Convert used of htab_t to a type-safe template-based hash table. While std::tr1::unordered_map is technically workable, it is not part of some base compilers. See gold/gold.h in the GNU binutils for one approach. This conversion will reduce the specification of types at htab_t uses. It will also reduce the syntactic burden.

Early Tasks

Convert numeric types, e.g. double_int, to C++ classes supporting all the normal operators. This conversion will reduce the specification of types at uses of these types. It will also reduce the syntactic burden by turning function calls into operators.

Convert calls to qsort into calls to std::sort, which typically leads to code which is larger but runs faster.

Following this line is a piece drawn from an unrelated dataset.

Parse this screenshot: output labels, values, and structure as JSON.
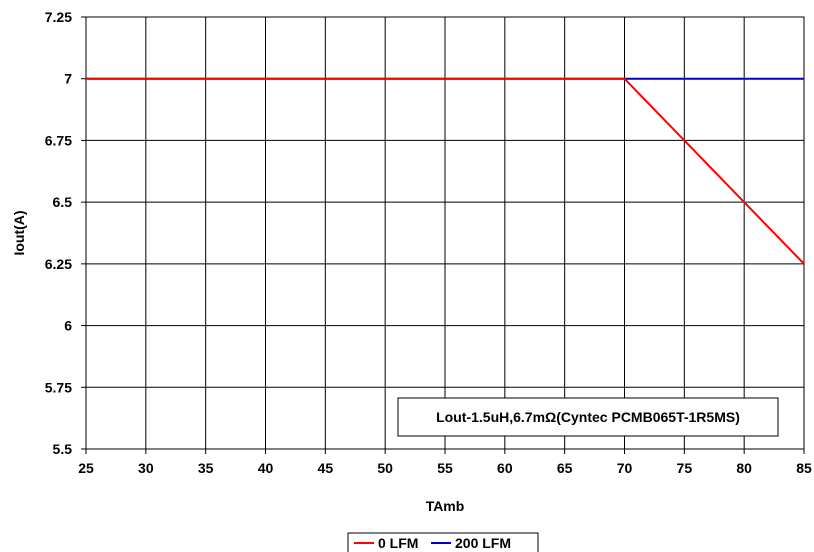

Add a scoped timevar to stop timers automatically. This change avoids repetitive stopping of counters before each return statement.

Convert tree_list to something else.

Convert accessor macros to use inline functions. This task is easier in C++ because C++ functions can return references. The primary benefit here is to make gcc implementations work with gdb.

Mid-Term Tasks

Convert the various hooks into classes with virtual functions. This conversion will enable easily interposing monitoring on existing hook implementations.

Memory Management Tasks

Convert to scoped deallocation. That is, add destructors to clean up indirect memory. This conversion will reduce peak memory consumption.

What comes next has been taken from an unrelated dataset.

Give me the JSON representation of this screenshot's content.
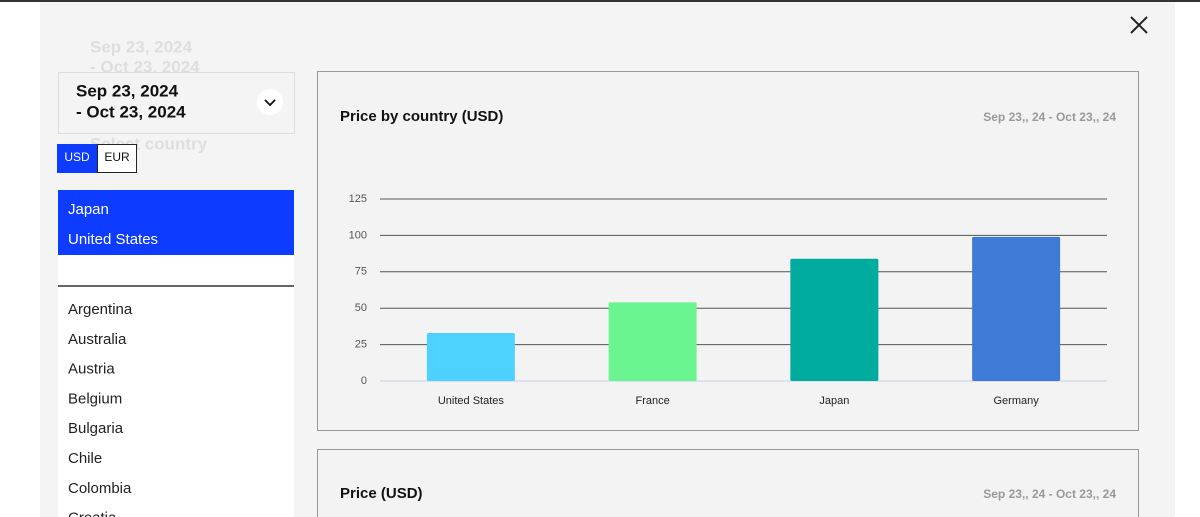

Quoting (1): "Longer term, we know that memory usage is an issue in GCC. In the old obstack days, we had a range of obstacks with different lifespans, so we could create RTL with a temporary lifetime which was given a longer lifetime when needed. We got away from that because we spent far too much time chasing bugs in which RTL should have been saved to a longer lifetime but wasn't. However, that model should permit us to run with significantly less memory, which would translate to less compile time. I think we might be able to do it by implementing a custom allocator, such as a pool allocator which permits allocating different sizes of memory, and never frees memory. Then the tree class could take an allocator as a template parameter. Then we would provide convertors which copied the tree class to a different allocation style. Then, for example, fold-const.c could use a temporary pool which lived only for the length of the call to fold. If it returned a new value, the convertor would force a copy out of the temporary pool. If this works out, we can use type safety to enforce memory discipline, use significantly less memory during compilation, and take a big step toward getting rid of the garbage collector."

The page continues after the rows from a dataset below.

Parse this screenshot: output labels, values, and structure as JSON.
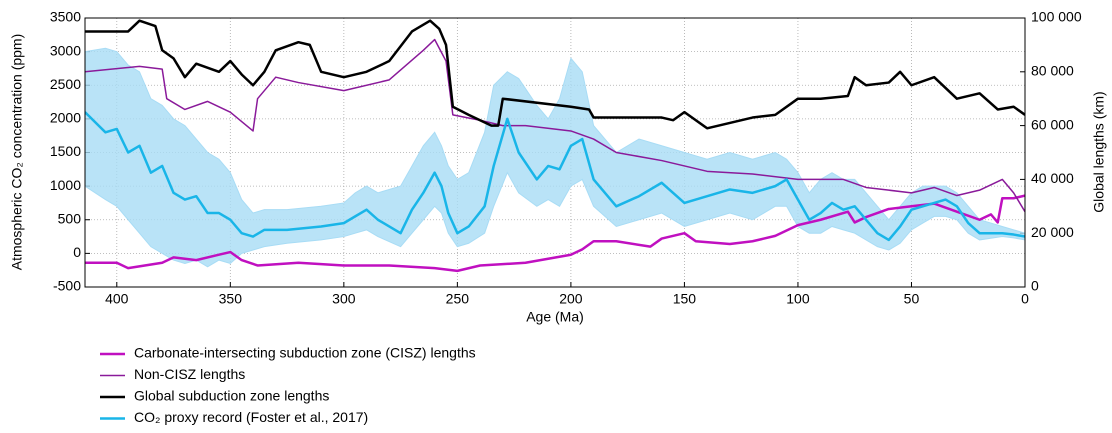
{
  "chart_data": {
    "type": "line",
    "xlabel": "Age (Ma)",
    "ylabel": "Atmospheric CO₂ concentration (ppm)",
    "y2label": "Global lengths (km)",
    "xlim": [
      414,
      0
    ],
    "xticks": [
      400,
      350,
      300,
      250,
      200,
      150,
      100,
      50,
      0
    ],
    "ylim": [
      -500,
      3500
    ],
    "yticks": [
      -500,
      0,
      500,
      1000,
      1500,
      2000,
      2500,
      3000,
      3500
    ],
    "y2lim": [
      0,
      100000
    ],
    "y2ticks": [
      0,
      {
        "value": 20000,
        "label": "20 000"
      },
      {
        "value": 40000,
        "label": "40 000"
      },
      {
        "value": 60000,
        "label": "60 000"
      },
      {
        "value": 80000,
        "label": "80 000"
      },
      {
        "value": 100000,
        "label": "100 000"
      }
    ],
    "grid": true,
    "series": [
      {
        "name": "Carbonate-intersecting subduction zone (CISZ) lengths",
        "color": "#c010c0",
        "width": 2.5,
        "axis": "y2",
        "x": [
          414,
          400,
          395,
          380,
          375,
          365,
          355,
          350,
          345,
          338,
          320,
          300,
          280,
          260,
          250,
          240,
          220,
          200,
          195,
          190,
          180,
          165,
          160,
          150,
          145,
          130,
          120,
          110,
          100,
          90,
          78,
          75,
          70,
          60,
          50,
          40,
          30,
          20,
          15,
          12,
          10,
          5,
          0
        ],
        "values": [
          9000,
          9000,
          7000,
          9000,
          11000,
          10000,
          12000,
          13000,
          10000,
          8000,
          9000,
          8000,
          8000,
          7000,
          6000,
          8000,
          9000,
          12000,
          14000,
          17000,
          17000,
          15000,
          18000,
          20000,
          17000,
          16000,
          17000,
          19000,
          23000,
          25000,
          28000,
          24000,
          26000,
          29000,
          30000,
          31000,
          28000,
          25000,
          27000,
          24000,
          33000,
          33000,
          34000
        ]
      },
      {
        "name": "Non-CISZ lengths",
        "color": "#8a1a9a",
        "width": 1.5,
        "axis": "y2",
        "x": [
          414,
          390,
          380,
          378,
          370,
          360,
          350,
          340,
          338,
          330,
          320,
          300,
          280,
          265,
          260,
          255,
          252,
          240,
          230,
          220,
          200,
          190,
          180,
          160,
          150,
          140,
          120,
          100,
          80,
          70,
          60,
          50,
          40,
          30,
          20,
          10,
          5,
          0
        ],
        "values": [
          80000,
          82000,
          81000,
          70000,
          66000,
          69000,
          65000,
          58000,
          70000,
          78000,
          76000,
          73000,
          77000,
          88000,
          92000,
          84000,
          64000,
          62000,
          60000,
          60000,
          58000,
          55000,
          50000,
          47000,
          45000,
          43000,
          42000,
          40000,
          40000,
          37000,
          36000,
          35000,
          37000,
          34000,
          36000,
          40000,
          35000,
          28000
        ]
      },
      {
        "name": "Global subduction zone lengths",
        "color": "#000000",
        "width": 2.5,
        "axis": "y2",
        "x": [
          414,
          395,
          390,
          383,
          380,
          375,
          370,
          365,
          355,
          350,
          345,
          340,
          335,
          330,
          320,
          315,
          310,
          300,
          290,
          280,
          270,
          262,
          258,
          255,
          252,
          245,
          235,
          232,
          230,
          200,
          192,
          190,
          180,
          160,
          155,
          150,
          140,
          130,
          120,
          110,
          100,
          90,
          78,
          75,
          70,
          60,
          55,
          50,
          40,
          30,
          20,
          12,
          5,
          0
        ],
        "values": [
          95000,
          95000,
          99000,
          97000,
          88000,
          85000,
          78000,
          83000,
          80000,
          84000,
          79000,
          75000,
          80000,
          88000,
          91000,
          90000,
          80000,
          78000,
          80000,
          84000,
          95000,
          99000,
          96000,
          90000,
          67000,
          64000,
          60000,
          60000,
          70000,
          67000,
          66000,
          63000,
          63000,
          63000,
          62000,
          65000,
          59000,
          61000,
          63000,
          64000,
          70000,
          70000,
          71000,
          78000,
          75000,
          76000,
          80000,
          75000,
          78000,
          70000,
          72000,
          66000,
          67000,
          64000
        ]
      },
      {
        "name": "CO₂ proxy record (Foster et al., 2017)",
        "color": "#19b5e8",
        "width": 2.5,
        "x": [
          414,
          405,
          400,
          395,
          390,
          385,
          380,
          375,
          370,
          365,
          360,
          355,
          350,
          345,
          340,
          335,
          325,
          310,
          300,
          295,
          290,
          285,
          275,
          270,
          265,
          260,
          257,
          254,
          250,
          245,
          238,
          234,
          228,
          223,
          215,
          210,
          205,
          200,
          195,
          190,
          180,
          170,
          160,
          150,
          140,
          130,
          120,
          110,
          105,
          100,
          95,
          90,
          85,
          80,
          75,
          65,
          60,
          55,
          50,
          45,
          40,
          35,
          30,
          25,
          20,
          10,
          5,
          0
        ],
        "values": [
          2100,
          1800,
          1850,
          1500,
          1600,
          1200,
          1300,
          900,
          800,
          850,
          600,
          600,
          500,
          300,
          250,
          350,
          350,
          400,
          450,
          550,
          650,
          500,
          300,
          650,
          900,
          1200,
          1000,
          600,
          300,
          400,
          700,
          1300,
          2000,
          1500,
          1100,
          1300,
          1250,
          1600,
          1700,
          1100,
          700,
          850,
          1050,
          750,
          850,
          950,
          900,
          1000,
          1100,
          800,
          500,
          600,
          750,
          650,
          700,
          300,
          200,
          400,
          650,
          700,
          750,
          800,
          700,
          450,
          300,
          300,
          280,
          250
        ],
        "band": {
          "color": "#a8dcf5",
          "lower": [
            1000,
            800,
            700,
            500,
            300,
            100,
            0,
            -100,
            -150,
            -100,
            -200,
            -100,
            -150,
            0,
            50,
            100,
            150,
            200,
            250,
            300,
            350,
            250,
            100,
            300,
            500,
            700,
            600,
            300,
            100,
            150,
            300,
            700,
            1200,
            900,
            700,
            800,
            700,
            1000,
            1100,
            700,
            400,
            500,
            600,
            400,
            500,
            600,
            500,
            700,
            700,
            400,
            300,
            300,
            400,
            350,
            300,
            100,
            50,
            150,
            350,
            450,
            550,
            550,
            500,
            300,
            200,
            250,
            230,
            200
          ],
          "upper": [
            3000,
            3050,
            3000,
            2800,
            2700,
            2300,
            2200,
            2000,
            1900,
            1700,
            1500,
            1400,
            1200,
            800,
            600,
            650,
            650,
            700,
            750,
            900,
            1000,
            900,
            1000,
            1300,
            1600,
            1800,
            1600,
            1300,
            1100,
            1200,
            1800,
            2500,
            2700,
            2600,
            2200,
            2000,
            2300,
            2900,
            2700,
            1900,
            1500,
            1700,
            1600,
            1500,
            1400,
            1500,
            1400,
            1500,
            1400,
            1200,
            900,
            1100,
            1200,
            1100,
            1100,
            700,
            500,
            700,
            900,
            1000,
            1000,
            1000,
            900,
            700,
            500,
            400,
            350,
            300
          ]
        }
      }
    ]
  }
}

Add operator new overloads for pool-specific datat types.

Convert to a low-maintenance garbage collector, e.g. the Boehm Collector.

Tree Type Hierarchy Tasks

Directly represent the type hierarchy embodied by tree nodes. This representation leads to fewer bugs through increased fidelity in the representation and static typing.

Convert union tree_node and its members into a class hierarchy. The first stage of this conversion will not be virtual, so as to ensure that there is no change in representation size.

Create conversion functions to dynamically convert a pointer to a general type into a pointer to a specific type.

Change the parameters of functions to use the pointer types for the type of tree they handle. This change is essential to effective static type checking.

Convert attribute macros to postfix method calls.

Convert function names with embedded type names to "verb overloads".

Change type un-safe "if is type" constructs to "if successfully converts to type" constructs. This change reduces the number of dynamic conversions, which aids efficiency.

Other Tasks

Note: Some of these task were briefly suggested and remain unclear.

Shift little-used tree fields to auxillary tables. Trees are densly packed, but they are not necessarily information rich. In the PPH branch, we found that near half the pointers we were streaming were null, which says that many of the fields are unused. The shift would save memory.

Convert the above hierarchy to polymorphic classes. Move representation information that is currently explicitly stored into implicit information based on the virtual pointer.

Convert cgraph to C++ classes.

Convert the optimization pass manager to C++.

Convert the IR text dumper to C++.

Convert the persistent IR dumper/reader.